Pupillometric indices of locus-coeruleus activation are not modulated following single bouts of exercise

Abstract

Single bouts of exercise have been observed to enhance numerous domains of cognition including inhibitory aspects of cognitive control and neuroelectric indices of attention. Given that the locus-coeruleus norepinephrine system regulates alertness and attention, this system may underlie these exercise-induced enhancements. The present study used pupillometry to examine the extent to which a single bout of exercise induces changes in aspects of locus-coeruleus activation, as well as the extent to which changes in locus-coeruleus activation were associated with changes in inhibition and neuroelectric indices of attention. Using a within-participants crossover design, behavioral, neuroelectric, and pupillometric measures were assessed in response to an inhibitory control task before and after 20-min of either aerobic exercise or an active-control condition during two separate, counterbalanced sessions.
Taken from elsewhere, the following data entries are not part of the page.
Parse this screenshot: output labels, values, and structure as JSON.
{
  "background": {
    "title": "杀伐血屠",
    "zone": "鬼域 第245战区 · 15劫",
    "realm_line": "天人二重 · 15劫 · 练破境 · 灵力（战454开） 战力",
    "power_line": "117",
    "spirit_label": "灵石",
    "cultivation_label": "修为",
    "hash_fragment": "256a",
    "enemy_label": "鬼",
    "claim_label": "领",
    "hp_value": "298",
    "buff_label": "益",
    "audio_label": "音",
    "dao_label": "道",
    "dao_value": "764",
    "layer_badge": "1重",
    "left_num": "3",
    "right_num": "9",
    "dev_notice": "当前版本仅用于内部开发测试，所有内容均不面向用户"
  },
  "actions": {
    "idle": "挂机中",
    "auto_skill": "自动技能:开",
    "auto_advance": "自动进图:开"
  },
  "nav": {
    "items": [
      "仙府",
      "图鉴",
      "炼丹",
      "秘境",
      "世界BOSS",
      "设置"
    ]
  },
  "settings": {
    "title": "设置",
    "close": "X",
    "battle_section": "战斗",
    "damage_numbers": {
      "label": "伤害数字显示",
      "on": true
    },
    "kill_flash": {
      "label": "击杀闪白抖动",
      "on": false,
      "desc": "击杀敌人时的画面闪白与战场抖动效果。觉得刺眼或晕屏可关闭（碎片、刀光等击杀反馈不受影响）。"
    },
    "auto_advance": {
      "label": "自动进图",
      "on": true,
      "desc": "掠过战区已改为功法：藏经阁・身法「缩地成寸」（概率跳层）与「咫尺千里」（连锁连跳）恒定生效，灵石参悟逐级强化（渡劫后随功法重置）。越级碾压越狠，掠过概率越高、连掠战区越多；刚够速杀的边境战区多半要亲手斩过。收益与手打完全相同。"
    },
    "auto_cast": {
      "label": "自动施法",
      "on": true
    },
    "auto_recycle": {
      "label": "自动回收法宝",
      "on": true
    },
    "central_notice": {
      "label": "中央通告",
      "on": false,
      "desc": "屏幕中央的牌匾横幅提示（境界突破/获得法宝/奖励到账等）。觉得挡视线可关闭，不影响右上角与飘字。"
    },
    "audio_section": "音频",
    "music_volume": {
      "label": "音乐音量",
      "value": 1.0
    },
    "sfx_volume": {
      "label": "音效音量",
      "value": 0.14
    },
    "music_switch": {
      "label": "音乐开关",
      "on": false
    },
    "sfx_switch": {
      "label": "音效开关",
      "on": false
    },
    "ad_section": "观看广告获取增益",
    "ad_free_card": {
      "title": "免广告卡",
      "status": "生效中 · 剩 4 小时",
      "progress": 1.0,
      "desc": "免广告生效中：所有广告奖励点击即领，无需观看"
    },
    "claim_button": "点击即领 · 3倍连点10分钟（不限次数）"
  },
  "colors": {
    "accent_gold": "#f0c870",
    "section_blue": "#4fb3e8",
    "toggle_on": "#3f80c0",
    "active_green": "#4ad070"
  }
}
The aerobic exercise condition consisted of walking/jogging on a motor driven treadmill at an intensity of approximately 70% of age-predicted maximum heart rate. The active control condition consisted of walking on the treadmill at 0.5 mph and 0% grade. Replicating prior findings, enhancements in both reaction time and neuroelectric indices of attention were observed in response to the exercise condition. However, neither the exercise nor the active control conditions were observed to induce changes in activation of the locus-coeruleus as indexed by pupil size, and changes in activation of the locus-coeruleus were not associated with exercise-induced changes in inhibition and neuroelectric indices of attention. Accordingly, these findings provide evidence to suggest that activation of the locus-coeruleus is not a mechanism underlying exercise-induced enhancements in cognition.